请参阅我对您的问题的注释,关于“哪个 XSLT 版本?”。如果您的目标版本支持分组,请参阅此处的其他答案,因为这更容易理解,并且几乎肯定会在任何 XSLT 处理器上表现更好。如果您不确定,我建议您使用像这样的 1.0 解决方案。
您可以使用“XML 片段”来完成此操作,就像您使用大多数 XSLT 处理器发布的那样,但我在 XML 中添加了一个“根”元素,以减少回答您的问题时的某些未知因素。
在下面的解决方案中,我尝试保持 XSLT 的形状和您想要的输出的形状之间的直接关联。在我看来,这使得维护/理解变得更容易,至少对于较小的样式表来说是这样。
“following-sibling::*[count(preceding-sibling::t)=(count(current()/preceding-sibling::t) + 1) and not(self::t)] 的右侧我确信,可以使用类似“current()::position()”(这是无效的,仅供参考)之类的东西来简化,但我生疏了,记不起一些别名语法。
这基本上是说:1)评估每个T。2)选择前面有相同数量T的元素,作为我们当前评估的T的索引。
请注意,您可能尝试过按程序进行迭代,并发现无法存储在 XSLT 中找到的最后一个值。或者您发现可以,但只能使用嵌套模板。您正在执行的这种相同类型的枢轴让许多 XSLT 新手遇到了障碍,所以不要感到难过。
See my note on your question, regarding "which XSLT version?". If grouping is supported in your target version, see other answers here, as that is easier to understand and will almost certainly perform better on any XSLT processor. If you aren't certain, I recommend going with a 1.0 solution like this one.
You can do it with the "XML fragment" exactly like you posted with most XSLT processors, but I added a "root" element to your XML, to reduce certain unknowns in answering your question.

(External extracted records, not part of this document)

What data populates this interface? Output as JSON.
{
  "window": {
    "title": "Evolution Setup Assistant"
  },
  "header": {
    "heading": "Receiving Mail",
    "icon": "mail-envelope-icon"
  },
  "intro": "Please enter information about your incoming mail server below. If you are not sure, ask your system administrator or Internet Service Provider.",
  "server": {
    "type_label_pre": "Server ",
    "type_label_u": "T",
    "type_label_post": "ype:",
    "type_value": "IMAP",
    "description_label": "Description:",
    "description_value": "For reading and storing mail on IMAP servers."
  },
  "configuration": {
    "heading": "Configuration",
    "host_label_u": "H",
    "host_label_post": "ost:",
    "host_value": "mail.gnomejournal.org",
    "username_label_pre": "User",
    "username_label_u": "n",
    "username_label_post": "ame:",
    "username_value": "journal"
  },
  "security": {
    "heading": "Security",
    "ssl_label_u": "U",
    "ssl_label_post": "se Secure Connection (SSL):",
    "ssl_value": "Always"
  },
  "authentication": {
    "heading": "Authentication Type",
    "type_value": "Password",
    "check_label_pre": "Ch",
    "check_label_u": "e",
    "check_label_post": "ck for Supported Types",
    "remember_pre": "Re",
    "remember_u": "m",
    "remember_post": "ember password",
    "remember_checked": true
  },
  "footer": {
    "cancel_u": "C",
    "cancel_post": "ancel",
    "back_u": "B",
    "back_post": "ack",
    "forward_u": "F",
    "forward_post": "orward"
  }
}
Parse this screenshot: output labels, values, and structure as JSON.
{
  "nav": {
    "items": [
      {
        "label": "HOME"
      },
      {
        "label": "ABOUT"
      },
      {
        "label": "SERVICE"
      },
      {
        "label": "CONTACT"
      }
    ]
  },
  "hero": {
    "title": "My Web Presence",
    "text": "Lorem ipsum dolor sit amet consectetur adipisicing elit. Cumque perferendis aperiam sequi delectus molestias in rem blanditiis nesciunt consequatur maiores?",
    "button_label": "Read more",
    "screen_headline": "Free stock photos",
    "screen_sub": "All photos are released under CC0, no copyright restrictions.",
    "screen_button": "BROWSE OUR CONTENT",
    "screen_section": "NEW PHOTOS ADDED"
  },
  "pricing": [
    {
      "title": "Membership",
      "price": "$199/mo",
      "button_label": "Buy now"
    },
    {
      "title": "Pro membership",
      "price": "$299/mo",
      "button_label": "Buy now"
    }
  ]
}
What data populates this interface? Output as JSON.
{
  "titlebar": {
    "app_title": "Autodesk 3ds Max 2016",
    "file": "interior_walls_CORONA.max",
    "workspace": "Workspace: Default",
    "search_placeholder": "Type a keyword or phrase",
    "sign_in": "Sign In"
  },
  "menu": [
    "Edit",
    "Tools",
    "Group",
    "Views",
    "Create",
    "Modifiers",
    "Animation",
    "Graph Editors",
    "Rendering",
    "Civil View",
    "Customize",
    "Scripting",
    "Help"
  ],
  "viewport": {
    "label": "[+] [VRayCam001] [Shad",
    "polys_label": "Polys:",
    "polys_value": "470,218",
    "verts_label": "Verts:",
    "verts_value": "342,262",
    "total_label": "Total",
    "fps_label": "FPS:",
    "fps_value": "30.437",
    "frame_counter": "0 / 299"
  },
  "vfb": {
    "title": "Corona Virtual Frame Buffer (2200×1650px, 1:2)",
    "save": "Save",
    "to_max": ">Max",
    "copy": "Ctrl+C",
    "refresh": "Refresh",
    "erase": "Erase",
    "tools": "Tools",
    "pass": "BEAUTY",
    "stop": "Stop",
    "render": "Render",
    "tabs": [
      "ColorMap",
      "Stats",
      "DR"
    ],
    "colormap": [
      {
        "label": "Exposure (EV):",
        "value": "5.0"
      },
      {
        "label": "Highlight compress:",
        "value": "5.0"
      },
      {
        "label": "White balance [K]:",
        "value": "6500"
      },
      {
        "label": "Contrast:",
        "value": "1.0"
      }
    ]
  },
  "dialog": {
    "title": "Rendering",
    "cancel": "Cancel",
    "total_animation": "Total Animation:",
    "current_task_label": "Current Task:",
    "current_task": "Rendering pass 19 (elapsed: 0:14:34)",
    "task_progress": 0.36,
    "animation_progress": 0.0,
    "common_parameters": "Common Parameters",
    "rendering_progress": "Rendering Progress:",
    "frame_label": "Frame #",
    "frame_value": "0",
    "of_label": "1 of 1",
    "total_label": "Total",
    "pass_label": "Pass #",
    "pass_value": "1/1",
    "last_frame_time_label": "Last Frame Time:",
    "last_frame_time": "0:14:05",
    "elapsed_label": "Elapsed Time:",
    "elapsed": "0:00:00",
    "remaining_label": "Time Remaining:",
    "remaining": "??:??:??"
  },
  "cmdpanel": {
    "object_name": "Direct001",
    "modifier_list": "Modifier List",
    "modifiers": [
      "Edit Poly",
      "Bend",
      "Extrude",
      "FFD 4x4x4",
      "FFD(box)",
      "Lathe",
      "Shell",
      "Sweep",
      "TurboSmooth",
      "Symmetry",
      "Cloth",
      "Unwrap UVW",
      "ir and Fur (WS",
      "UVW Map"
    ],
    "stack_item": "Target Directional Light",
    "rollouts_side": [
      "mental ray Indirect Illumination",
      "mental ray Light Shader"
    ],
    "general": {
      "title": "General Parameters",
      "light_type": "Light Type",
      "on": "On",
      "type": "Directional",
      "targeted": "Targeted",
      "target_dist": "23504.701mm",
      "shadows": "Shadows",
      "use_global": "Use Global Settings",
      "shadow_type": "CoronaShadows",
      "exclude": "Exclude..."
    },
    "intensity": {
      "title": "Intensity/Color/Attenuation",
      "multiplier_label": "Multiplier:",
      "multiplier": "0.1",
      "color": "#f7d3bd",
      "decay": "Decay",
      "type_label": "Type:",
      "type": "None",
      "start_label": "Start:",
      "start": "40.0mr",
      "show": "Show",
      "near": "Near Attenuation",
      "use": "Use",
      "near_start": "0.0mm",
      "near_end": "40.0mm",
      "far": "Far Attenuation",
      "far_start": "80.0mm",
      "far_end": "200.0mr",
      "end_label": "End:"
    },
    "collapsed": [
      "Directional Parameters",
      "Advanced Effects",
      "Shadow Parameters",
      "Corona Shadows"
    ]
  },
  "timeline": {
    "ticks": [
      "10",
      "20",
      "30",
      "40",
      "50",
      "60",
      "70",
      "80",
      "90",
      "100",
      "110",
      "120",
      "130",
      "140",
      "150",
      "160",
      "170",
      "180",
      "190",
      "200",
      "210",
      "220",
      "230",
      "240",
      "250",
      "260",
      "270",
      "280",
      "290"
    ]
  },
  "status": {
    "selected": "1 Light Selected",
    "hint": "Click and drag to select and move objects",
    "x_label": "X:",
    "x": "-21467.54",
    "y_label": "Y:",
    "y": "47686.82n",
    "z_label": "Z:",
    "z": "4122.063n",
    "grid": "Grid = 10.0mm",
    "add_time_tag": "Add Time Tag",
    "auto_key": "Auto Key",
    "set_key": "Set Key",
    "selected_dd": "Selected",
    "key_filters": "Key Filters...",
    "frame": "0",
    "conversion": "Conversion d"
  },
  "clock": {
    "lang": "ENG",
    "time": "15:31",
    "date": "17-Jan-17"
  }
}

In this solution below, I've tried to keep a direct correlation between the shape of the XSLT and the shape of the output you desire. In my opinion that makes it easier to maintain/understand, at least for smaller stylesheets.
The right-hand side of "following-sibling::*[count(preceding-sibling::t)=(count(current()/preceding-sibling::t) + 1) and not(self::t)]" could be simplified, I'm sure, using something like "current()::position()" (which isn't valid, fyi), but I'm rusty and couldn't remember some of the alias syntax.
This basically says: 1) Evaluate every T. 2) Select elements with the same quantity of T preceding them, as the index of the T we are currently evaluating.
Note that you've probably tried iterating through procedurally, and found you can't store the last value found in XSLT. Or you've found that you can, but only with nested templates. This same type of pivot you are performing has many XSLT neophytes hitting roadblocks, so don't feel bad.